In other dealmaking news:

Ithaka Acquisition (Miami) stockholders have approved the merger with Alsius (Irvine, California), the maker of the CoolGard system to control patient temperatures in hospital critical care settings.

Alsius will merge with a wholly owned subsidiary of Ithaka and change its name to Alsius Medical, and Ithaka will change its name to Alsius. The merger deal was first disclosed back in October (Medical Device Daily, Oct. 5, 2006).

Holders of Alsius equity and unsecured debt will receive eight million shares of Ithaka common stock. Alsius holders will receive up to five million additional performance shares upon achievement of revenues of $14.8 million, $28 million, and $47 million for the years ending Dec. 31, 2007, 2008, and 2009. Another one million performance shares will be awarded to Alsius holders upon more than 20% over-achievement of the revenue milestones in 2007, 2008 and 2009. Alsius management will receive bonus payments of $3 million with merger close and will be entitled to receive up to $2 million upon achievement of the same revenue targets described above.

The Alsius holders will not be able to sell any of the Ithaka shares they receive in the merger until one year after consummation of the merger, with only 50% of such shares becoming saleable 12 months after the merger and 50% becoming saleable 18 months after the merger.

At closing, the shares, warrants and units of Ithaka will continue trading on the Over-The-Counter Bulletin Board under the symbols OTCBB: ITHKU.OB, ITHK.OB, ITHKW.OB. The company has applied for listing on the NASDAQ and hopes to be listed as soon as possible following the closing.

Ithaka stockholders also approved certain changes to the company’s certificate of incorporation relating to the transaction, including the name change and an increase in authorized capitalization.

The Agency of Medical Innovations (AMI; Feldkirch, Austria), reported that it has sold the EasyTAC fixation instrument to an undisclosed device manufacturer.

AMI is the device developer and manufacturer. Medchannel is AMI’s exclusive U.S. distribution partner and secured the device’s U.S. regulatory approval.
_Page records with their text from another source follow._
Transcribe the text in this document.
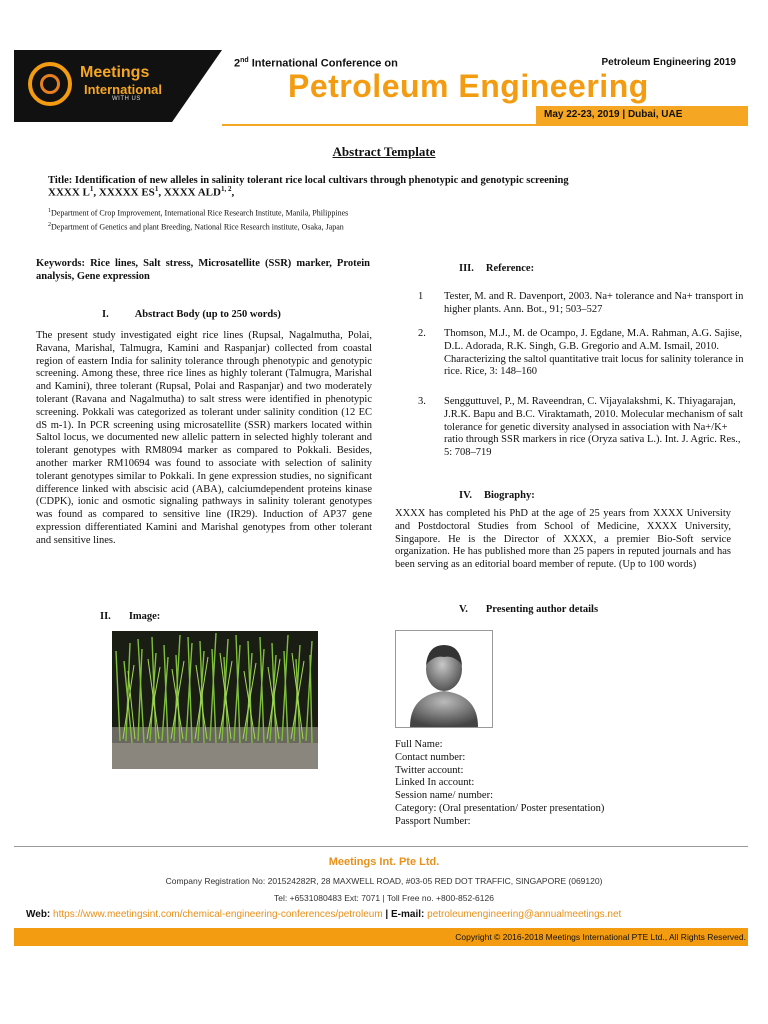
Meetings
International
WITH US
2nd International Conference on	Petroleum Engineering 2019
Petroleum Engineering
May 22-23, 2019 | Dubai, UAE
Abstract Template
Title: Identification of new alleles in salinity tolerant rice local cultivars through phenotypic and genotypic screening
XXXX $L^1$, XXXXX $ES^1$, XXXX ALD$^{1, 2}$,
$^1$Department of Crop Improvement, International Rice Research Institute, Manila, Philippines
$^2$Department of Genetics and plant Breeding, National Rice Research institute, Osaka, Japan
Keywords: Rice lines, Salt stress, Microsatellite (SSR) marker, Protein analysis, Gene expression
I. Abstract Body (up to 250 words)
The present study investigated eight rice lines (Rupsal, Nagalmutha, Polai, Ravana, Marishal, Talmugra, Kamini and Raspanjar) collected from coastal region of eastern India for salinity tolerance through phenotypic and genotypic screening. Among these, three rice lines as highly tolerant (Talmugra, Marishal and Kamini), three tolerant (Rupsal, Polai and Raspanjar) and two moderately tolerant (Ravana and Nagalmutha) to salt stress were identified in phenotypic screening. Pokkali was categorized as tolerant under salinity condition (12 EC dS m-1). In PCR screening using microsatellite (SSR) markers located within Saltol locus, we documented new allelic pattern in selected highly tolerant and tolerant genotypes with RM8094 marker as compared to Pokkali. Besides, another marker RM10694 was found to associate with selection of salinity tolerant genotypes similar to Pokkali. In gene expression studies, no significant difference linked with abscisic acid (ABA), calciumdependent proteins kinase (CDPK), ionic and osmotic signaling pathways in salinity tolerant genotypes was found as compared to sensitive line (IR29). Induction of AP37 gene expression differentiated Kamini and Marishal genotypes from other tolerant and sensitive lines.
II. Image:
III. Reference:
1 Tester, M. and R. Davenport, 2003. Na+ tolerance and Na+ transport in higher plants. Ann. Bot., 91; 503–527
2. Thomson, M.J., M. de Ocampo, J. Egdane, M.A. Rahman, A.G. Sajise, D.L. Adorada, R.K. Singh, G.B. Gregorio and A.M. Ismail, 2010. Characterizing the saltol quantitative trait locus for salinity tolerance in rice. Rice, 3: 148–160
3. Sengguttuvel, P., M. Raveendran, C. Vijayalakshmi, K. Thiyagarajan, J.R.K. Bapu and B.C. Viraktamath, 2010. Molecular mechanism of salt tolerance for genetic diversity analysed in association with Na+/K+ ratio through SSR markers in rice (Oryza sativa L.). Int. J. Agric. Res., 5: 708–719
IV. Biography:
XXXX has completed his PhD at the age of 25 years from XXXX University and Postdoctoral Studies from School of Medicine, XXXX University, Singapore. He is the Director of XXXX, a premier Bio-Soft service organization. He has published more than 25 papers in reputed journals and has been serving as an editorial board member of repute. (Up to 100 words)
V. Presenting author details
Full Name:
Contact number:
Twitter account:
Linked In account:
Session name/ number:
Category: (Oral presentation/ Poster presentation)
Passport Number:
Meetings Int. Pte Ltd.
Company Registration No: 201524282R, 28 MAXWELL ROAD, #03-05 RED DOT TRAFFIC, SINGAPORE (069120)
Tel: +6531080483 Ext: 7071 | Toll Free no. +800-852-6126
Web: https://www.meetingsint.com/chemical-engineering-conferences/petroleum | E-mail: petroleumengineering@annualmeetings.net
Copyright © 2016-2018 Meetings International PTE Ltd., All Rights Reserved.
The EasyTAC device uses resorbable fixation elements for the approximation of soft tissue and fixation of surgical mesh to tissues during open or laparoscopic procedures, such as hernia repair. There are about one million hernia repair procedures in the U.S. annually.

Medchannel received 510(k) approval and commercialized the EasyTAC system in July 2006.

• Liberator Medical Supply (Stuart, Florida) said it has executed a definitive merger agreement with Liberator Medical Holdings (formerly Cardiff Communications).

Liberator will become a wholly owned subsidiary of Liberator Medical Holdings and Liberator’s shareholders will become shareholders of Liberator Medical Holdings.

Liberator Medical Supply is a national direct-to-consumer provider of medical supplies to Medicare-eligible seniors. About 75% of its revenue comes from supplying products to meet the requirements of diabetes, urological, ostomy and mastectomy patients.